Pinilla-Alonso and her team will use JWST to study 59 different objects over 98 observation hours. These primitive objects are very faint, cold and far away, which is why James Webb will be so important. Ground-based telescopes only can observe so far and, according to Pinilla-Alonso, there are no plans for new instruments in the near future to study these trans-Neptunian objects.

“Most of the information about their surface compositions comes from instruments we have never used before,” Pinilla-Alonso said. “So what we’re going to have is a really unique window that is opening now thanks to James Webb to really get to know what these different worlds, what the surfaces are made of.”

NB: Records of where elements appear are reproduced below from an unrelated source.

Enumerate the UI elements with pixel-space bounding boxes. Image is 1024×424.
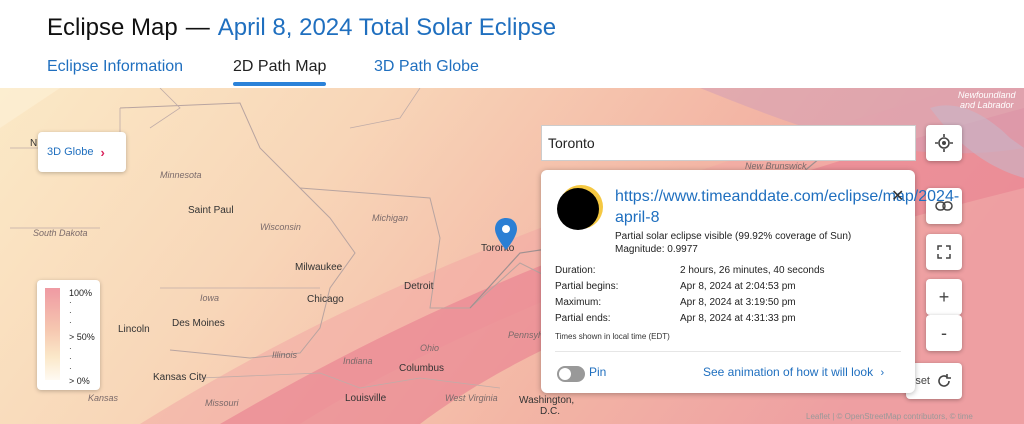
- map-label-milwaukee: Milwaukee: [295, 262, 343, 273]
- location-info-popup: https://www.timeanddate.com/eclipse/map/…: [541, 170, 959, 393]
- map-label-des-moines: Des Moines: [172, 318, 225, 329]
- fullscreen-button[interactable]: [926, 234, 962, 270]
- map-label-louisville: Louisville: [345, 393, 387, 404]
- map-label-nd: N: [30, 138, 38, 149]
- legend-dot: ·: [69, 364, 72, 373]
- detail-row: Duration: 2 hours, 26 minutes, 40 seconds: [555, 265, 825, 276]
- tab-eclipse-information[interactable]: Eclipse Information: [47, 58, 183, 86]
- close-icon[interactable]: ✕: [891, 186, 904, 206]
- map-label-detroit: Detroit: [404, 281, 434, 292]
- map-label-wisconsin: Wisconsin: [260, 222, 301, 232]
- map-label-south-dakota: South Dakota: [33, 228, 88, 238]
- location-pin-icon[interactable]: [494, 218, 518, 250]
- zoom-out-button[interactable]: -: [926, 315, 962, 351]
- legend-dot: ·: [69, 308, 72, 317]
- legend-mid-label: > 50%: [69, 332, 95, 342]
- pin-toggle[interactable]: [557, 366, 585, 382]
- map-label-kansas: Kansas: [88, 393, 119, 403]
- eclipse-map[interactable]: N Minnesota Saint Paul Wisconsin Michiga…: [0, 88, 1024, 424]
- tab-3d-path-globe[interactable]: 3D Path Globe: [374, 58, 479, 86]
- map-label-saint-paul: Saint Paul: [188, 205, 234, 216]
- chevron-right-icon: ›: [880, 367, 885, 379]
- divider: [555, 351, 901, 352]
- row-value: 2 hours, 26 minutes, 40 seconds: [680, 265, 825, 276]
- map-label-labrador: and Labrador: [960, 100, 1014, 110]
- map-label-illinois: Illinois: [272, 350, 298, 360]
- map-label-newfoundland: Newfoundland: [958, 90, 1016, 100]
- row-value: Apr 8, 2024 at 3:19:50 pm: [680, 297, 796, 308]
- detail-row: Maximum: Apr 8, 2024 at 3:19:50 pm: [555, 297, 796, 308]
- map-label-washington: Washington,: [519, 395, 575, 406]
- pin-label: Pin: [589, 365, 607, 379]
- row-value: Apr 8, 2024 at 4:31:33 pm: [680, 313, 796, 324]
- 3d-globe-button[interactable]: 3D Globe ›: [38, 132, 126, 172]
- map-label-michigan: Michigan: [372, 213, 409, 223]
- legend-dot: ·: [69, 344, 72, 353]
- row-label: Duration:: [555, 265, 596, 276]
- page-title: Eclipse Map: [47, 14, 178, 41]
- row-label: Partial begins:: [555, 281, 619, 292]
- map-label-west-virginia: West Virginia: [445, 393, 498, 403]
- minus-icon: -: [941, 322, 947, 343]
- visibility-text: Partial solar eclipse visible (99.92% co…: [615, 231, 852, 242]
- legend-dot: ·: [69, 318, 72, 327]
- row-value: Apr 8, 2024 at 2:04:53 pm: [680, 281, 796, 292]
- map-label-dc: D.C.: [540, 406, 560, 417]
- map-attribution: Leaflet | © OpenStreetMap contributors, …: [806, 412, 973, 421]
- eclipse-map-link[interactable]: https://www.timeanddate.com/eclipse/map/…: [615, 186, 975, 228]
- plus-icon: +: [938, 286, 950, 307]
- map-label-pennsylvania: Pennsylv: [508, 330, 545, 340]
- animation-link[interactable]: See animation of how it will look ›: [703, 365, 884, 379]
- reset-icon: [938, 374, 951, 387]
- map-label-chicago: Chicago: [307, 294, 344, 305]
- animation-link-label: See animation of how it will look: [703, 365, 874, 379]
- magnitude-text: Magnitude: 0.9977: [615, 244, 698, 255]
- map-label-lincoln: Lincoln: [118, 324, 150, 335]
- page-header: Eclipse Map — April 8, 2024 Total Solar Ec…: [47, 14, 556, 42]
- map-label-ohio: Ohio: [420, 343, 440, 353]
- detail-row: Partial begins: Apr 8, 2024 at 2:04:53 pm: [555, 281, 796, 292]
- title-separator: —: [185, 14, 210, 41]
- map-label-columbus: Columbus: [399, 363, 445, 374]
- tab-2d-path-map[interactable]: 2D Path Map: [233, 58, 327, 86]
- legend-top-label: 100%: [69, 288, 93, 298]
- fullscreen-icon: [937, 245, 951, 259]
- map-label-minnesota: Minnesota: [160, 170, 202, 180]
- row-label: Maximum:: [555, 297, 602, 308]
- reset-button-label: set: [915, 375, 930, 387]
- location-search-input[interactable]: Toronto: [541, 125, 916, 161]
- legend-bottom-label: > 0%: [69, 376, 90, 386]
- coverage-legend: 100% · · · > 50% · · · > 0%: [37, 280, 100, 390]
- timezone-note: Times shown in local time (EDT): [555, 332, 670, 341]
- page-subtitle: April 8, 2024 Total Solar Eclipse: [217, 14, 557, 41]
- map-label-indiana: Indiana: [343, 356, 373, 366]
- zoom-in-button[interactable]: +: [926, 279, 962, 315]
- eclipse-icon: [557, 188, 599, 230]
- legend-dot: ·: [69, 354, 72, 363]
- legend-gradient: [45, 288, 60, 380]
- 3d-globe-button-label: 3D Globe: [47, 146, 94, 158]
- locate-me-button[interactable]: [926, 125, 962, 161]
- legend-dot: ·: [69, 298, 72, 307]
- row-label: Partial ends:: [555, 313, 611, 324]
- detail-row: Partial ends: Apr 8, 2024 at 4:31:33 pm: [555, 313, 796, 324]
- map-label-missouri: Missouri: [205, 398, 239, 408]
- crosshair-icon: [935, 134, 953, 152]
- map-label-kansas-city: Kansas City: [153, 372, 207, 383]
- chevron-right-icon: ›: [100, 144, 105, 160]
- map-label-iowa: Iowa: [200, 293, 220, 303]
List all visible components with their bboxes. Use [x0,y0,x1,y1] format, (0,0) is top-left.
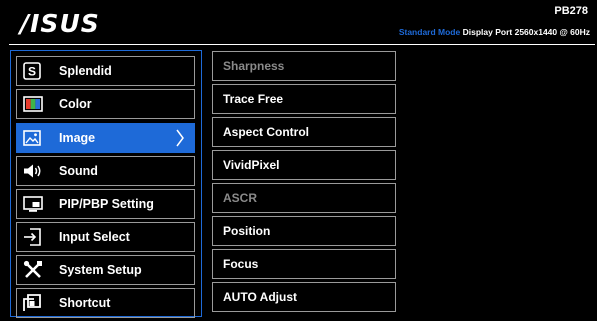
menu-label: System Setup [59,263,142,277]
osd-header: /ISUS PB278 Standard Mode Display Port 2… [0,0,597,44]
submenu-label: VividPixel [223,158,280,172]
input-text: Display Port [462,27,513,37]
submenu-item-ascr[interactable]: ASCR [212,183,396,213]
menu-item-system-setup[interactable]: System Setup [16,255,195,285]
menu-item-input-select[interactable]: Input Select [16,222,195,252]
menu-item-color[interactable]: Color [16,89,195,119]
submenu-label: Trace Free [223,92,284,106]
resolution-text: 2560x1440 @ 60Hz [514,27,590,37]
menu-item-shortcut[interactable]: Shortcut [16,288,195,318]
submenu-item-position[interactable]: Position [212,216,396,246]
submenu-label: Position [223,224,271,238]
submenu-item-trace-free[interactable]: Trace Free [212,84,396,114]
main-menu: S Splendid Color Image Sound PIP/PBP Set… [10,50,202,318]
submenu-label: AUTO Adjust [223,290,297,304]
menu-item-pip-pbp[interactable]: PIP/PBP Setting [16,189,195,219]
submenu-label: ASCR [223,191,258,205]
submenu-item-focus[interactable]: Focus [212,249,396,279]
shortcut-icon [23,294,51,312]
menu-label: Image [59,131,96,145]
image-icon [23,130,51,146]
status-line: Standard Mode Display Port 2560x1440 @ 6… [399,27,590,37]
submenu-item-vividpixel[interactable]: VividPixel [212,150,396,180]
tools-icon [23,260,51,280]
submenu-item-aspect-control[interactable]: Aspect Control [212,117,396,147]
input-select-icon [23,228,51,246]
menu-item-splendid[interactable]: S Splendid [16,56,195,86]
submenu-item-sharpness[interactable]: Sharpness [212,51,396,81]
mode-text: Standard Mode [398,27,461,37]
model-name: PB278 [554,5,588,17]
pip-icon [23,195,51,213]
asus-logo: /ISUS [20,9,100,38]
menu-label: Shortcut [59,296,111,310]
svg-text:S: S [28,65,36,79]
speaker-icon [23,163,51,179]
color-icon [23,96,51,112]
submenu-label: Sharpness [223,59,285,73]
submenu-label: Focus [223,257,259,271]
chevron-right-icon [175,129,185,150]
menu-label: PIP/PBP Setting [59,197,154,211]
menu-item-sound[interactable]: Sound [16,156,195,186]
submenu-item-auto-adjust[interactable]: AUTO Adjust [212,282,396,312]
menu-label: Input Select [59,230,130,244]
submenu-label: Aspect Control [223,125,310,139]
menu-label: Splendid [59,64,112,78]
menu-label: Color [59,97,92,111]
menu-item-image[interactable]: Image [16,123,195,153]
splendid-icon: S [23,62,51,80]
menu-label: Sound [59,164,98,178]
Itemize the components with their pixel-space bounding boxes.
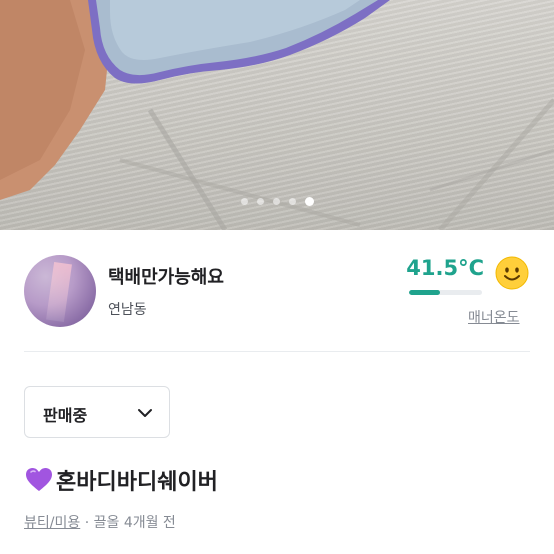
seller-profile[interactable]: 택배만가능해요 연남동 41.5°C 매너온도 [0, 230, 554, 346]
sale-status-value: 판매중 [43, 406, 88, 425]
photo-scene [0, 0, 554, 230]
product-title-row: 혼바디바디쉐이버 [24, 463, 218, 497]
manner-temperature-bar [409, 290, 482, 295]
purple-heart-icon [26, 468, 52, 491]
smile-face-icon [495, 256, 529, 290]
seller-avatar[interactable] [24, 255, 96, 327]
carousel-dot[interactable] [256, 198, 264, 205]
product-category-link[interactable]: 뷰티/미용 [24, 515, 80, 531]
seller-location: 연남동 [108, 302, 147, 318]
section-divider [24, 351, 530, 352]
chevron-down-icon [138, 409, 152, 417]
carousel-indicator [0, 197, 554, 206]
product-photo[interactable] [0, 0, 554, 230]
product-meta: 뷰티/미용 · 끌올 4개월 전 [24, 512, 176, 532]
meta-separator: · [84, 515, 90, 531]
manner-temperature: 41.5°C [406, 256, 484, 280]
product-title: 혼바디바디쉐이버 [56, 470, 218, 495]
seller-nickname[interactable]: 택배만가능해요 [108, 263, 224, 289]
manner-temperature-fill [409, 290, 440, 295]
bump-time: 끌올 4개월 전 [93, 515, 176, 531]
carousel-dot-active[interactable] [304, 197, 314, 206]
carousel-dot[interactable] [272, 198, 280, 205]
manner-temperature-link[interactable]: 매너온도 [468, 307, 520, 327]
carousel-dot[interactable] [288, 198, 296, 205]
carousel-dot[interactable] [240, 198, 248, 205]
sale-status-dropdown[interactable]: 판매중 [24, 386, 170, 438]
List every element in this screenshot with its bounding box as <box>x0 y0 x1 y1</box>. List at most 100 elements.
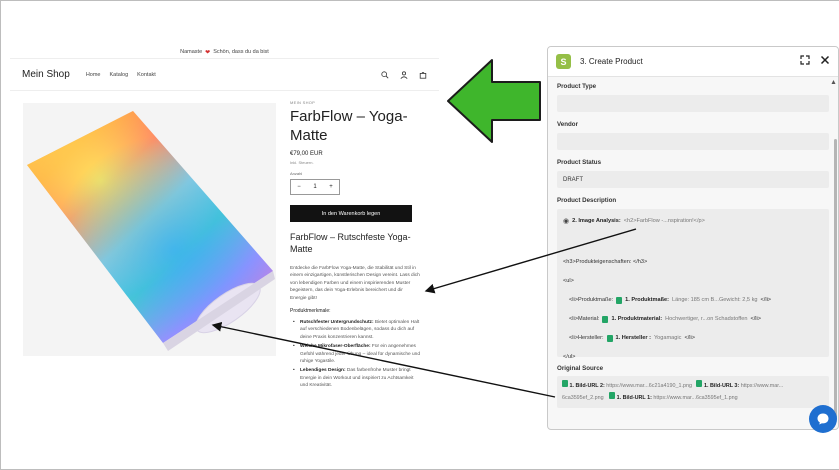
scroll-up-icon <box>831 80 836 84</box>
panel-controls <box>800 55 830 68</box>
feature-item: Rutschfester Untergrundschutz: Bietet op… <box>293 319 420 341</box>
search-icon[interactable] <box>380 70 389 79</box>
original-source-label: Original Source <box>557 365 604 372</box>
announcement-text: Namaste <box>180 49 203 55</box>
ul-close-text: </ul> <box>563 354 576 360</box>
nav-katalog[interactable]: Katalog <box>109 72 128 78</box>
shop-logo[interactable]: Mein Shop <box>22 69 70 80</box>
source-line: 1. Bild-URL 2: https://www.mar...6c21a41… <box>562 380 824 392</box>
add-to-cart-button[interactable]: In den Warenkorb legen <box>290 205 412 222</box>
vendor-label: Vendor <box>557 121 578 128</box>
account-icon[interactable] <box>399 70 408 79</box>
description-line: </ul> <box>563 351 823 363</box>
bild-url-1-value: https://www.mar...6ca3595ef_1.png <box>653 395 738 401</box>
feature-bold: Rutschfester Untergrundschutz: <box>300 320 374 326</box>
hersteller-chip[interactable]: 1. Hersteller : <box>616 335 651 341</box>
sheets-icon <box>616 296 623 304</box>
shopify-icon: S <box>556 54 571 69</box>
quantity-label: Anzahl <box>290 171 303 176</box>
source-line: 6ca3595ef_2.png 1. Bild-URL 1: https://w… <box>562 392 824 404</box>
original-source-field[interactable]: 1. Bild-URL 2: https://www.mar...6c21a41… <box>557 376 829 408</box>
bild-url-3-value: https://www.mar... <box>740 383 784 389</box>
description-line: <li>Produktmaße: 1. Produktmaße: Länge: … <box>563 294 823 306</box>
product-description-field[interactable]: ◉ 2. Image Analysis: <h2>FarbFlow -...ns… <box>557 209 829 360</box>
panel-title: 3. Create Product <box>580 57 643 66</box>
product-vendor: MEIN SHOP <box>290 100 316 105</box>
product-price: €79,00 EUR <box>290 151 323 157</box>
features-title: Produktmerkmale: <box>290 308 331 315</box>
feature-bold: Weiche Mikrofaser-Oberfläche: <box>300 344 371 350</box>
announcement-tail: Schön, dass du da bist <box>213 49 269 55</box>
header-icons <box>380 70 427 79</box>
scrollbar-thumb[interactable] <box>834 139 837 419</box>
bild-url-1-chip[interactable]: 1. Bild-URL 1: <box>617 393 652 404</box>
create-product-panel: S 3. Create Product Product Type Vendor … <box>547 46 839 430</box>
produktmaterial-value: Hochwertiger, r...on Schadstoffen <box>665 316 748 322</box>
hersteller-value: Yogamagic <box>653 335 682 341</box>
ai-node-icon: ◉ <box>563 218 570 225</box>
product-type-field[interactable] <box>557 95 829 112</box>
product-image[interactable] <box>23 103 276 356</box>
sheets-icon <box>562 380 568 387</box>
product-info: MEIN SHOP FarbFlow – Yoga-Matte €79,00 E… <box>290 100 420 392</box>
cart-icon[interactable] <box>418 70 427 79</box>
description-line: <ul> <box>563 275 823 287</box>
description-line: <li>Hersteller: 1. Hersteller : Yogamagi… <box>563 332 823 344</box>
close-icon[interactable] <box>820 55 830 68</box>
quantity-minus-button[interactable]: − <box>297 184 301 190</box>
shop-page: Namaste ❤ Schön, dass du da bist Mein Sh… <box>10 46 439 466</box>
h3-text: <h3>Produkteigenschaften: </h3> <box>563 259 648 265</box>
quantity-value[interactable]: 1 <box>313 184 316 190</box>
chat-bubble-button[interactable] <box>809 405 837 433</box>
feature-item: Lebendiges Design: Das farbenfrohe Muste… <box>293 367 420 389</box>
main-nav: Home Katalog Kontakt <box>86 72 156 78</box>
product-type-label: Product Type <box>557 83 597 90</box>
heart-icon: ❤ <box>205 49 211 56</box>
tax-note: Inkl. Steuern. <box>290 160 314 165</box>
li2-suffix: </li> <box>750 316 762 322</box>
description-line: ◉ 2. Image Analysis: <h2>FarbFlow -...ns… <box>563 215 823 227</box>
nav-home[interactable]: Home <box>86 72 101 78</box>
li1-suffix: </li> <box>760 297 772 303</box>
vendor-field[interactable] <box>557 133 829 150</box>
produktmasse-chip[interactable]: 1. Produktmaße: <box>625 297 669 303</box>
shop-header: Mein Shop Home Katalog Kontakt <box>10 59 439 91</box>
green-arrow-icon <box>447 59 541 143</box>
sheets-icon <box>609 392 616 399</box>
li3-prefix: <li>Hersteller: <box>569 335 604 341</box>
feature-bold: Lebendiges Design: <box>300 368 346 374</box>
image-analysis-value: <h2>FarbFlow -...nspiration!</p> <box>623 218 705 224</box>
product-description-label: Product Description <box>557 197 617 204</box>
li2-prefix: <li>Material: <box>569 316 600 322</box>
product-status-field[interactable]: DRAFT <box>557 171 829 188</box>
sheets-icon <box>602 315 609 323</box>
expand-icon[interactable] <box>800 55 810 68</box>
bild-url-2-chip[interactable]: 1. Bild-URL 2: <box>570 381 605 392</box>
product-description: Entdecke die FarbFlow Yoga-Matte, die St… <box>290 266 420 301</box>
sheets-icon <box>606 334 613 342</box>
panel-header: S 3. Create Product <box>548 47 838 77</box>
description-line: <h3>Produkteigenschaften: </h3> <box>563 256 823 268</box>
li1-prefix: <li>Produktmaße: <box>569 297 614 303</box>
feature-item: Weiche Mikrofaser-Oberfläche: Für ein an… <box>293 343 420 365</box>
bild-url-3-chip[interactable]: 1. Bild-URL 3: <box>704 381 739 392</box>
li3-suffix: </li> <box>684 335 696 341</box>
quantity-plus-button[interactable]: + <box>329 184 333 190</box>
chat-icon <box>817 413 829 425</box>
bild-url-3-value-cont: 6ca3595ef_2.png <box>562 395 604 401</box>
ul-open-text: <ul> <box>563 278 574 284</box>
bild-url-2-value: https://www.mar...6c21a4190_1.png <box>606 383 692 389</box>
announcement-bar: Namaste ❤ Schön, dass du da bist <box>10 46 439 59</box>
product-title: FarbFlow – Yoga-Matte <box>290 108 408 144</box>
description-line: <li>Material: 1. Produktmaterial: Hochwe… <box>563 313 823 325</box>
image-analysis-chip[interactable]: 2. Image Analysis: <box>572 218 621 224</box>
produktmasse-value: Länge: 185 cm B...Gewicht: 2,5 kg <box>671 297 758 303</box>
produktmaterial-chip[interactable]: 1. Produktmaterial: <box>611 316 662 322</box>
product-subtitle: FarbFlow – Rutschfeste Yoga-Matte <box>290 232 411 254</box>
panel-body: Product Type Vendor Product Status DRAFT… <box>548 77 838 408</box>
product-status-label: Product Status <box>557 159 602 166</box>
sheets-icon <box>696 380 703 387</box>
feature-list: Rutschfester Untergrundschutz: Bietet op… <box>290 319 420 390</box>
quantity-stepper: − 1 + <box>290 179 340 195</box>
nav-kontakt[interactable]: Kontakt <box>137 72 156 78</box>
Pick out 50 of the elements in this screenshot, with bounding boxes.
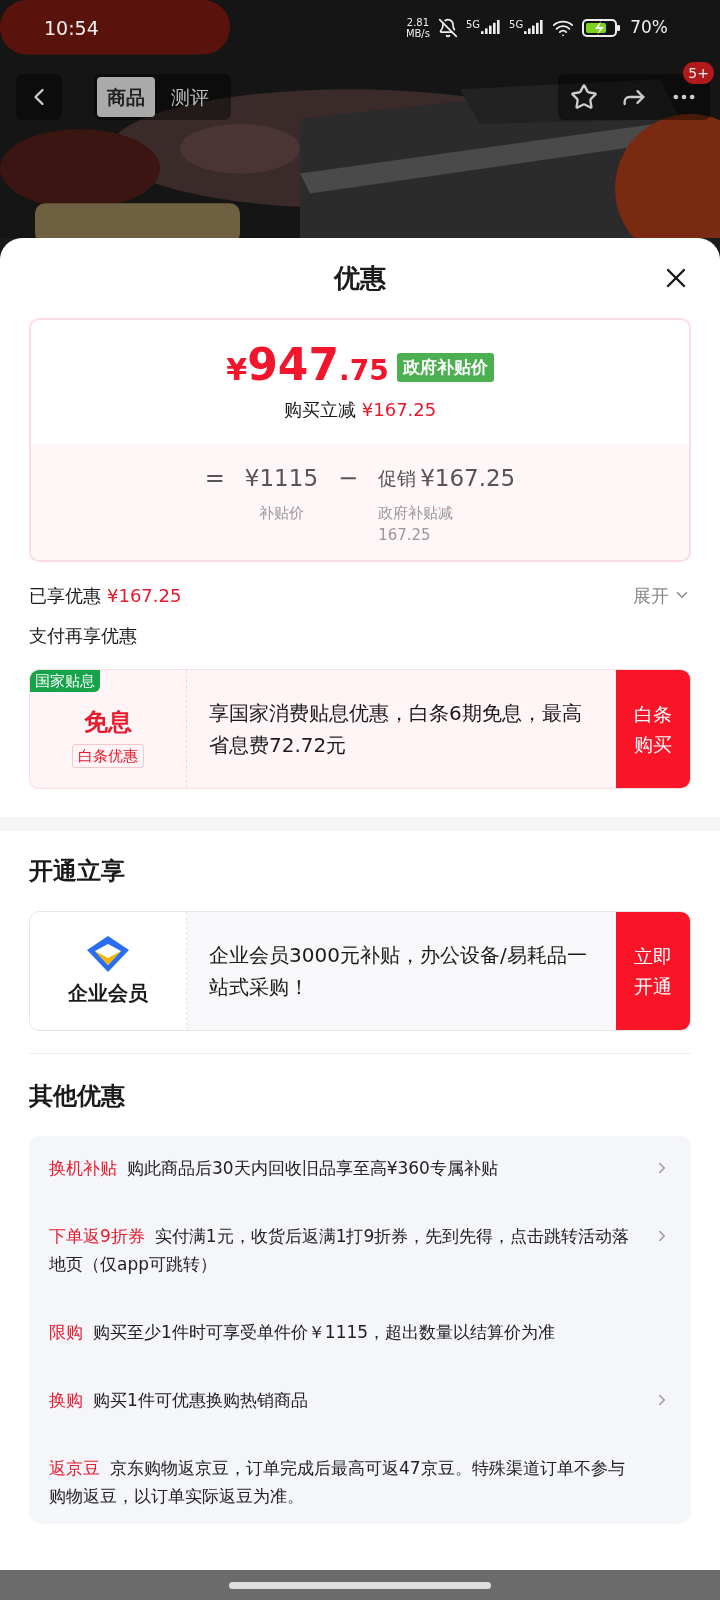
interest-tag: 国家贴息 [30, 670, 100, 692]
speed-unit: MB/s [405, 28, 430, 39]
expand-toggle[interactable]: 展开 [633, 581, 691, 609]
tab[interactable]: 商品 [97, 77, 155, 117]
signal-icon [524, 20, 545, 36]
buy-button[interactable]: 立即开通 [616, 912, 690, 1030]
enjoyed-amount: ¥167.25 [107, 583, 182, 608]
home-indicator[interactable] [229, 1581, 491, 1589]
offer-text: 返京豆 京东购物返京豆，订单完成后最高可返47京豆。特殊渠道订单不参与购物返豆，以订单实际返豆为准。 [49, 1457, 626, 1508]
member-logo-icon [85, 934, 131, 974]
price-decimal: .75 [339, 353, 389, 389]
price-tag: 政府补贴价 [396, 352, 494, 382]
interest-subtitle: 白条优惠 [72, 743, 144, 769]
section-title: 其他优惠 [29, 1081, 126, 1112]
price-integer: 947 [247, 341, 340, 389]
back-button[interactable] [16, 74, 62, 120]
promo-label: 促销 [378, 466, 417, 491]
reduce-amount: ¥167.25 [361, 398, 437, 422]
network-label: 5G [509, 20, 524, 30]
minus-sign: − [338, 463, 359, 494]
tab[interactable]: 测评 [161, 77, 219, 117]
member-name: 企业会员 [68, 980, 148, 1007]
signal-icon [481, 20, 502, 36]
base-price: ¥1115 [244, 464, 318, 493]
enjoyed-label: 已享优惠 [29, 583, 101, 608]
sheet-title: 优惠 [334, 261, 386, 295]
promo-note: 政府补贴减 [378, 503, 455, 524]
offer-text: 限购 购买至少1件时可享受单件价￥1115，超出数量以结算价为准 [49, 1321, 557, 1344]
battery-charging-icon [582, 18, 623, 38]
offer-text: 下单返9折券 实付满1元，收货后返满1打9折券，先到先得，点击跳转活动落地页（仅app可跳转） [49, 1225, 631, 1276]
pay-more-title: 支付再享优惠 [29, 624, 138, 648]
promo-amount: ¥167.25 [420, 464, 516, 493]
clock: 10:54 [44, 15, 99, 41]
member-text: 企业会员3000元补贴，办公设备/易耗品一站式采购！ [208, 942, 588, 1001]
bell-off-icon [437, 18, 458, 38]
buy-button[interactable]: 白条购买 [616, 670, 690, 788]
offer-text: 换机补贴 购此商品后30天内回收旧品享至高¥360专属补贴 [49, 1157, 499, 1180]
speed-value: 2.81 [406, 17, 430, 28]
reduce-label: 购买立减 [283, 398, 356, 422]
interest-title: 免息 [84, 706, 132, 738]
battery-percent: 70% [630, 16, 668, 40]
offer-text: 换购 购买1件可优惠换购热销商品 [49, 1389, 309, 1412]
interest-text: 享国家消费贴息优惠，白条6期免息，最高省息费72.72元 [208, 700, 583, 759]
network-label: 5G [465, 20, 481, 30]
section-title: 开通立享 [29, 856, 126, 887]
promo-note: 167.25 [378, 525, 432, 546]
favorite-icon[interactable] [570, 83, 598, 111]
base-price-label: 补贴价 [258, 503, 304, 524]
price-currency: ¥ [226, 352, 248, 389]
equals-sign: = [204, 463, 225, 494]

She theorizes that some of these distant worlds could be rich in water ices and might hold clues as to how the solar system formed.

“These are very primitive objects so we get information from the very first moments of the formation of the solar system and knowing how our solar system formed, we are better positioned to understand how other planetary systems formed and how the seeds of life are maybe distributed in those other solar systems,” Pinilla-Alonso said.

Pinilla-Alonso said the data from these observations will be a good opportunity for UCF Ph.D. and graduate students to be trained to use the next generation telescope from its early stages.

“They are at a stage in their career where they have to define a lot of things,” she said. “So this opportunity can can be huge for them.”

Pontoppidan said the science team has been preparing planetary scientists and astronomers to use the golden telescope.

“We’ve actually been working for years to train the community through a wide range of different types of training events so this is both in training how to how to use the telescope, as well how to propose, for how the operations work,” Pontoppidan said.

Observations are expected to begin with James Webb in early 2022.